In the UK, that figure was put at approximately £26,000. These costs reflect issues such as employment status misclassification, tax and social‑security complexity and payroll risk. The report warned that unless firms invest in the right systems and partnerships, the financial and reputational costs of global expansion could outweigh the benefits.
“Talent that once had to migrate to wealthier nations like the UK or US can now stay in their home countries and still access global opportunities,” said Barbara Matthews, chief people officer at Remote.
“That means skills, income and economic contribution are increasingly retained within smaller and emerging economies, potentially reshaping the balance of global growth.”

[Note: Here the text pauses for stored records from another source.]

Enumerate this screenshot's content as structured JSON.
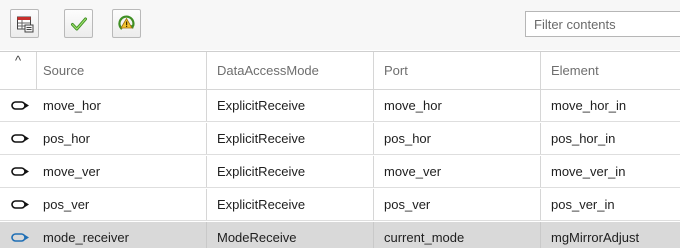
{
  "toolbar": {
    "buttons": [
      {
        "name": "table-view-icon"
      },
      {
        "name": "checkmark-icon"
      },
      {
        "name": "warning-refresh-icon"
      }
    ],
    "filter_placeholder": "Filter contents"
  },
  "table": {
    "sort_indicator": "^",
    "columns": [
      "Source",
      "DataAccessMode",
      "Port",
      "Element"
    ],
    "rows": [
      {
        "source": "move_hor",
        "mode": "ExplicitReceive",
        "port": "move_hor",
        "element": "move_hor_in",
        "selected": false
      },
      {
        "source": "pos_hor",
        "mode": "ExplicitReceive",
        "port": "pos_hor",
        "element": "pos_hor_in",
        "selected": false
      },
      {
        "source": "move_ver",
        "mode": "ExplicitReceive",
        "port": "move_ver",
        "element": "move_ver_in",
        "selected": false
      },
      {
        "source": "pos_ver",
        "mode": "ExplicitReceive",
        "port": "pos_ver",
        "element": "pos_ver_in",
        "selected": false
      },
      {
        "source": "mode_receiver",
        "mode": "ModeReceive",
        "port": "current_mode",
        "element": "mgMirrorAdjust",
        "selected": true
      }
    ]
  },
  "colors": {
    "selected_row": "#d9d9d9",
    "port_icon": "#111111",
    "port_icon_selected": "#1f6fb5"
  }
}
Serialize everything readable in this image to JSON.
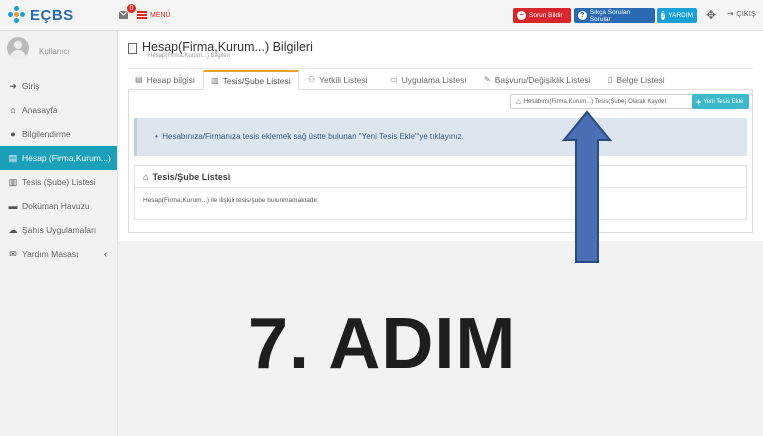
{
  "header": {
    "logo_text": "EÇBS",
    "notification_count": "0",
    "menu_label": "MENÜ",
    "buttons": {
      "report": "Sorun Bildir",
      "faq": "Sıkça Sorulan Sorular",
      "help": "YARDIM"
    },
    "logout_label": "ÇIKIŞ"
  },
  "sidebar": {
    "username": "Kullanıcı",
    "items": [
      {
        "label": "Giriş",
        "icon": "sign-in-icon"
      },
      {
        "label": "Anasayfa",
        "icon": "home-icon"
      },
      {
        "label": "Bilgilendirme",
        "icon": "info-icon"
      },
      {
        "label": "Hesap (Firma,Kurum...)",
        "icon": "document-icon"
      },
      {
        "label": "Tesis (Şube) Listesi",
        "icon": "building-icon"
      },
      {
        "label": "Doküman Havuzu",
        "icon": "inbox-icon"
      },
      {
        "label": "Şahıs Uygulamaları",
        "icon": "cloud-icon"
      },
      {
        "label": "Yardım Masası",
        "icon": "envelope-icon"
      }
    ]
  },
  "page": {
    "title": "Hesap(Firma,Kurum...) Bilgileri",
    "subtitle": "Hesap(Firma,Kurum...) Bilgileri"
  },
  "tabs": [
    {
      "label": "Hesap bilgisi"
    },
    {
      "label": "Tesis/Şube Listesi"
    },
    {
      "label": "Yetkili Listesi"
    },
    {
      "label": "Uygulama Listesi"
    },
    {
      "label": "Başvuru/Değişiklik Listesi"
    },
    {
      "label": "Belge Listesi"
    }
  ],
  "actions": {
    "save_label": "Hesabımı(Firma,Kurum...) Tesis(Şube) Olarak Kaydet",
    "new_label": "Yeni Tesis Ekle"
  },
  "info_text": "Hesabınıza/Firmanıza tesis eklemek sağ üstte bulunan \"Yeni Tesis Ekle\"'ye tıklayınız.",
  "list": {
    "title": "Tesis/Şube Listesi",
    "empty_text": "Hesap(Firma,Kurum...) ile ilişkili tesis/şube bulunmamaktadır."
  },
  "overlay": {
    "step_text": "7. ADIM",
    "arrow_color": "#4a6fb5"
  },
  "colors": {
    "accent": "#1aa0b8",
    "report_red": "#d9262c",
    "faq_blue": "#2a6ab3",
    "help_cyan": "#1aa0d8",
    "new_button": "#3cb8c8",
    "tab_active_border": "#f0a020"
  }
}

Operational realities for HR teams
Remote noted that a large proportion of companies operating globally now rely on HR units with fewer than 10 people, supported by automation, payroll platforms and external partners. These lean teams are expected to manage hiring, compliance and payroll across multiple geographies.
The need for scalable tech, integrated HR systems and end‑to‑end workflows is no longer optional. Firms that fail to invest risk delays, mis‑hires and compliance headaches.
The report also revealed a disconnect between employer intent and operational readiness. While 84 % of organisations recognised the value of hiring internationally, many admitted slow implementation or inconsistent processes. The message to HR leaders is to prioritise infrastructure, not just policy.
What it means for UK organisations
Observers say UK employers face a double challenge. On the one hand they must solve domestic skills shortages through broader global talent pools; on the other they must adapt to a regulatory environment that remains fragmented and costly. For HR professionals the path forward involves several strategic priorities:
Build the right infrastructure: Invest in technology and global platforms that can manage payroll, benefits, tax and compliance in multiple jurisdictions.
Partner with experts: Work with employer‑of‑record providers, legal advisors and payroll specialists to reduce risk and accelerate hiring.
Reskill local talent: While global hiring expands, maintaining investment in domestic talent development remains critical to workplace resilience.
Align strategy and operations: Link talent‑acquisition planning with business objectives and regional expansion plans to avoid hiring becoming tactical rather than strategic.